Before we move on, don’t forget that you count as an assigner if you make up your own SKUs. And if your house SKUs aren’t the same as the your half of your UPCs, you actually count as two separate assigners with two separate lists.
Here’s something else you might want to plan for. Suppose you are fortunate enough to market the same product in a couple of different countries. Everything is the same, except that the labels you have inserted are different for the two national markets. You may not want to call that out as two styles, but you need to distinguish the products! So, you might want to extend your product key with another column to
style, colorway, size, other_distinguishing_feature
You can leave that column empty if there isn’t any reason to “split” a particular style. [You could also solve that particular problem by treating the label as part of the colorway and inventing new colorway numbers for each new national market.]

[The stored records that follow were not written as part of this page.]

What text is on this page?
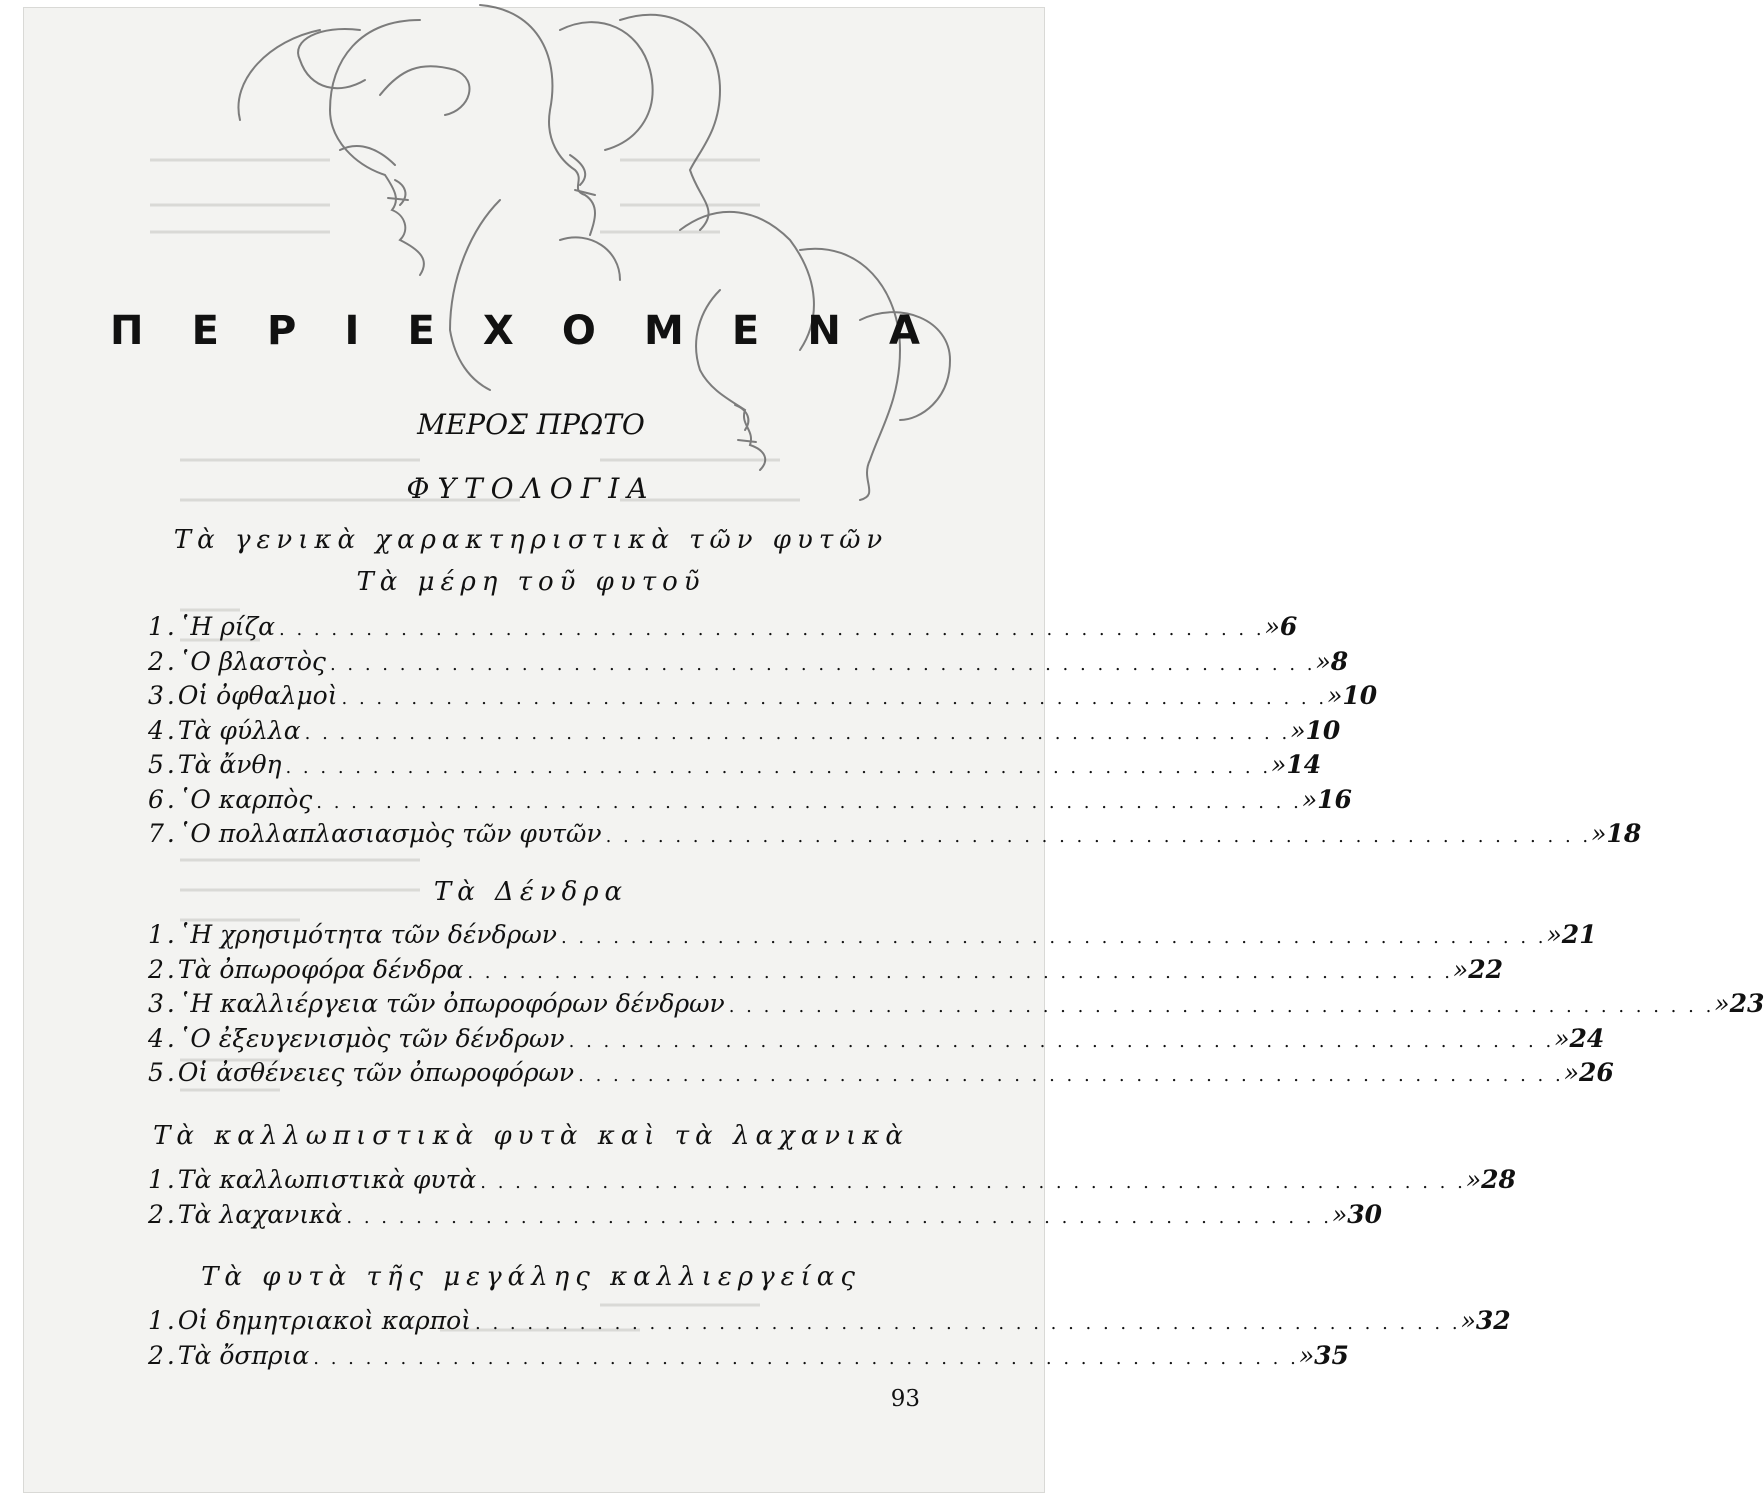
Π Ε Ρ Ι Ε Χ Ο Μ Ε Ν Α
ΜΕΡΟΣ ΠΡΩΤΟ
ΦΥΤΟΛΟΓΙΑ
Τὰ γενικὰ χαρακτηριστικὰ τῶν φυτῶν
Τὰ μέρη τοῦ φυτοῦ
1. ῾Η ρίζα . . . . . . . . . . . . . . . . . . . . . . . . . . . . . . . . . . . . . . . . . . . . . . . . . . . . . . . . . » 6
2. ῾Ο βλαστὸς . . . . . . . . . . . . . . . . . . . . . . . . . . . . . . . . . . . . . . . . . . . . . . . . . . . . . . . . . » 8
3. Οἱ ὀφθαλμοὶ . . . . . . . . . . . . . . . . . . . . . . . . . . . . . . . . . . . . . . . . . . . . . . . . . . . . . . . . . » 10
4. Τὰ φύλλα . . . . . . . . . . . . . . . . . . . . . . . . . . . . . . . . . . . . . . . . . . . . . . . . . . . . . . . . . » 10
5. Τὰ ἄνθη . . . . . . . . . . . . . . . . . . . . . . . . . . . . . . . . . . . . . . . . . . . . . . . . . . . . . . . . . » 14
6. ῾Ο καρπὸς . . . . . . . . . . . . . . . . . . . . . . . . . . . . . . . . . . . . . . . . . . . . . . . . . . . . . . . . . » 16
7. ῾Ο πολλαπλασιασμὸς τῶν φυτῶν . . . . . . . . . . . . . . . . . . . . . . . . . . . . . . . . . . . . . . . . . . . . . . . . . . . . . . . . . » 18
Τὰ Δένδρα
1. ῾Η χρησιμότητα τῶν δένδρων . . . . . . . . . . . . . . . . . . . . . . . . . . . . . . . . . . . . . . . . . . . . . . . . . . . . . . . . . » 21
2. Τὰ ὀπωροφόρα δένδρα . . . . . . . . . . . . . . . . . . . . . . . . . . . . . . . . . . . . . . . . . . . . . . . . . . . . . . . . . » 22
3. ῾Η καλλιέργεια τῶν ὀπωροφόρων δένδρων . . . . . . . . . . . . . . . . . . . . . . . . . . . . . . . . . . . . . . . . . . . . . . . . . . . . . . . . . » 23
4. ῾Ο ἐξευγενισμὸς τῶν δένδρων . . . . . . . . . . . . . . . . . . . . . . . . . . . . . . . . . . . . . . . . . . . . . . . . . . . . . . . . . » 24
5. Οἱ ἀσθένειες τῶν ὀπωροφόρων . . . . . . . . . . . . . . . . . . . . . . . . . . . . . . . . . . . . . . . . . . . . . . . . . . . . . . . . . » 26
Τὰ καλλωπιστικὰ φυτὰ καὶ τὰ λαχανικὰ
1. Τὰ καλλωπιστικὰ φυτὰ . . . . . . . . . . . . . . . . . . . . . . . . . . . . . . . . . . . . . . . . . . . . . . . . . . . . . . . . . » 28
2. Τὰ λαχανικὰ . . . . . . . . . . . . . . . . . . . . . . . . . . . . . . . . . . . . . . . . . . . . . . . . . . . . . . . . . » 30
Τὰ φυτὰ τῆς μεγάλης καλλιεργείας
1. Οἱ δημητριακοὶ καρποὶ . . . . . . . . . . . . . . . . . . . . . . . . . . . . . . . . . . . . . . . . . . . . . . . . . . . . . . . . . » 32
2. Τὰ ὄσπρια . . . . . . . . . . . . . . . . . . . . . . . . . . . . . . . . . . . . . . . . . . . . . . . . . . . . . . . . . » 35
93
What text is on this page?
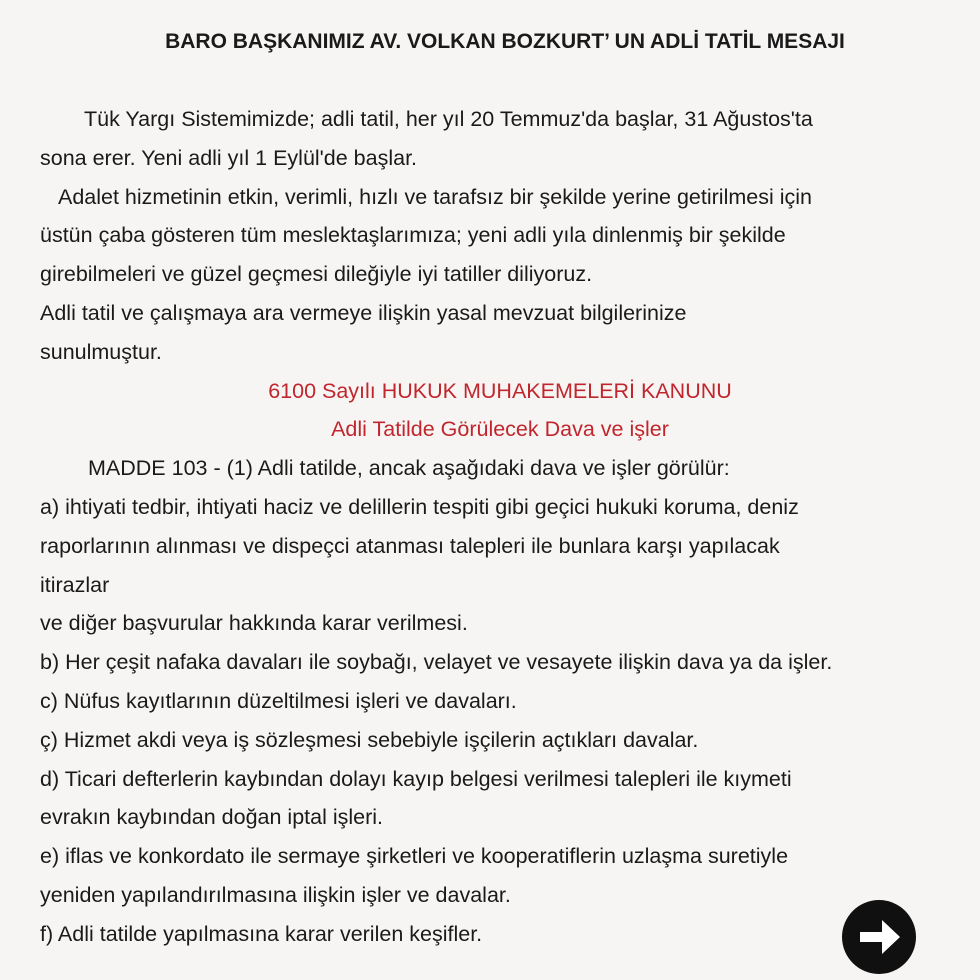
BARO BAŞKANIMIZ AV. VOLKAN BOZKURT’ UN ADLİ TATİL MESAJI

Tük Yargı Sistemimizde; adli tatil, her yıl 20 Temmuz'da başlar, 31 Ağustos'ta

sona erer. Yeni adli yıl 1 Eylül'de başlar.

Adalet hizmetinin etkin, verimli, hızlı ve tarafsız bir şekilde yerine getirilmesi için

üstün çaba gösteren tüm meslektaşlarımıza; yeni adli yıla dinlenmiş bir şekilde

girebilmeleri ve güzel geçmesi dileğiyle iyi tatiller diliyoruz.

Adli tatil ve çalışmaya ara vermeye ilişkin yasal mevzuat bilgilerinize

sunulmuştur.

6100 Sayılı HUKUK MUHAKEMELERİ KANUNU

Adli Tatilde Görülecek Dava ve işler

MADDE 103 - (1) Adli tatilde, ancak aşağıdaki dava ve işler görülür:

a) ihtiyati tedbir, ihtiyati haciz ve delillerin tespiti gibi geçici hukuki koruma, deniz

raporlarının alınması ve dispeçci atanması talepleri ile bunlara karşı yapılacak

itirazlar

ve diğer başvurular hakkında karar verilmesi.

b) Her çeşit nafaka davaları ile soybağı, velayet ve vesayete ilişkin dava ya da işler.

c) Nüfus kayıtlarının düzeltilmesi işleri ve davaları.

ç) Hizmet akdi veya iş sözleşmesi sebebiyle işçilerin açtıkları davalar.

d) Ticari defterlerin kaybından dolayı kayıp belgesi verilmesi talepleri ile kıymeti

evrakın kaybından doğan iptal işleri.

e) iflas ve konkordato ile sermaye şirketleri ve kooperatiflerin uzlaşma suretiyle

yeniden yapılandırılmasına ilişkin işler ve davalar.

f) Adli tatilde yapılmasına karar verilen keşifler.
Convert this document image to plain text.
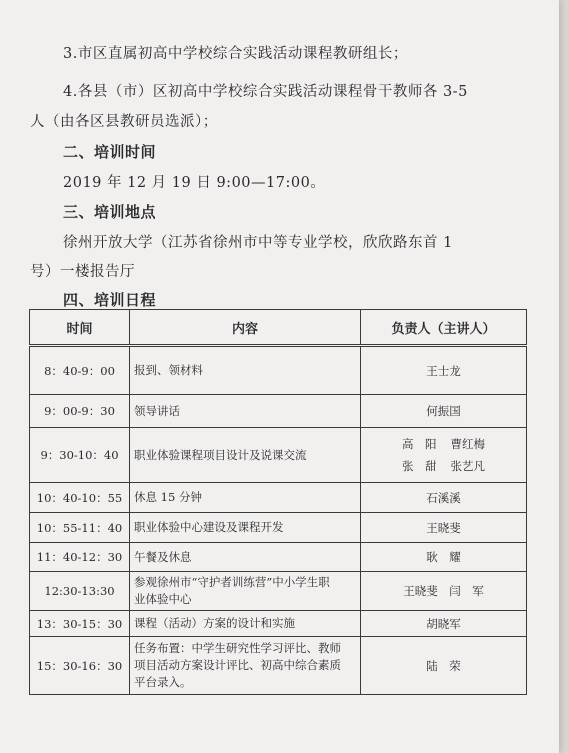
3.市区直属初高中学校综合实践活动课程教研组长；
4.各县（市）区初高中学校综合实践活动课程骨干教师各 3-5
人（由各区县教研员选派）；
二、培训时间
2019 年 12 月 19 日 9:00—17:00。
三、培训地点
徐州开放大学（江苏省徐州市中等专业学校，欣欣路东首 1
号）一楼报告厅
四、培训日程
时间	内容	负责人（主讲人）
8：40-9：00	报到、领材料	王士龙
9：00-9：30	领导讲话	何振国
9：30-10：40	职业体验课程项目设计及说课交流	高　阳 曹红梅
张　甜 张艺凡

10：40-10：55	休息 15 分钟	石溪溪
10：55-11：40	职业体验中心建设及课程开发	王晓斐
11：40-12：30	午餐及休息	耿　耀
12:30-13:30	参观徐州市“守护者训练营”中小学生职
业体验中心	王晓斐　闫　军
13：30-15：30	课程（活动）方案的设计和实施	胡晓军
15：30-16：30	任务布置：中学生研究性学习评比、教师
项目活动方案设计评比、初高中综合素质
平台录入。	陆　荣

While this database doesn’t need to be elaborate, it does need to be reliable. This information is a necessary part of your company’s operations. So make regular backup copies of that spreadsheet or text file, and keep the backups someplace where a single fire or other disaster won’t wipe out the original and the backup. [If it’s a hard copy ledger, that means writing it down twice or using a copy machine. Really.] That may not seem important if you have a couple of styles and a handful of UPCs. In five years you may have accumulated 25 styles, a couple of hundred UPCs, and 75 SKUs assigned by some large retailer, and you are already well past the point where you could reconstruct this from memory. In ten years, it may be 100 styles (include many that didn’t make it past market), well over a thousand UPCs, and three different sets of SKUs assigned by other parties.
If your line becomes very successful, you may find yourself having to reuse UPC numbers (after a four-year fallow period), or even a few style numbers (although I would try hard to avoid this), for different purposes. So your database should include a column saying when a particular style number and UPC number were associated with one another. And to make sure a sufficient fallow period can be left, you should probably include an additional column saying when the SKU or UPC (as used for that particular style) was retired. So we can extend the table to this
style, colorway, size, assigner, SKU, introduced_data, retired_date
There should be a similar, much smaller table to keep track of your style numbers, something like
style, introduced_date, retired_date
In 50 years, when the company historian wants to trace the humble beginnings of the enterprise, this table will document the development of your product line. You might want to add a description or even an illustration column to this table.
This is all just a small part of a full set of operational data. But I’ve gone on for long enough today.
Lot’s of information! Will print it out and read it again, just as I have all of Kathleen’s entries.
Thank you Stuart.
It’s important to remember there needn’t be a one-to-one correspondence with SKU and UPC. Say you sell a package that consists of a display rack, signage, promotional material, and an assortment of your products. (you see this sort of thing all the time in retail, if you look for it.) You need a SKU for it, but you’re not likely to need a UPC for it. And if that’s the only way to get the products (not usual, but it does happen) you’d need UPCs fro the individual products, but you wouldn’t need SKUs fro them. If they’re individually reorderable, or available separately, you do.
Thank you for a very helpful article. Don’t need the info yet…but good to have an idea of how to set things up right from the beginning.
Good stuff.
I like to think of the style as the parent and the SKU as the variant. The industry seems to have moved a little bit regarding naming conventions and might be a good follow up to this entry. Also, I doubt this is an active thread.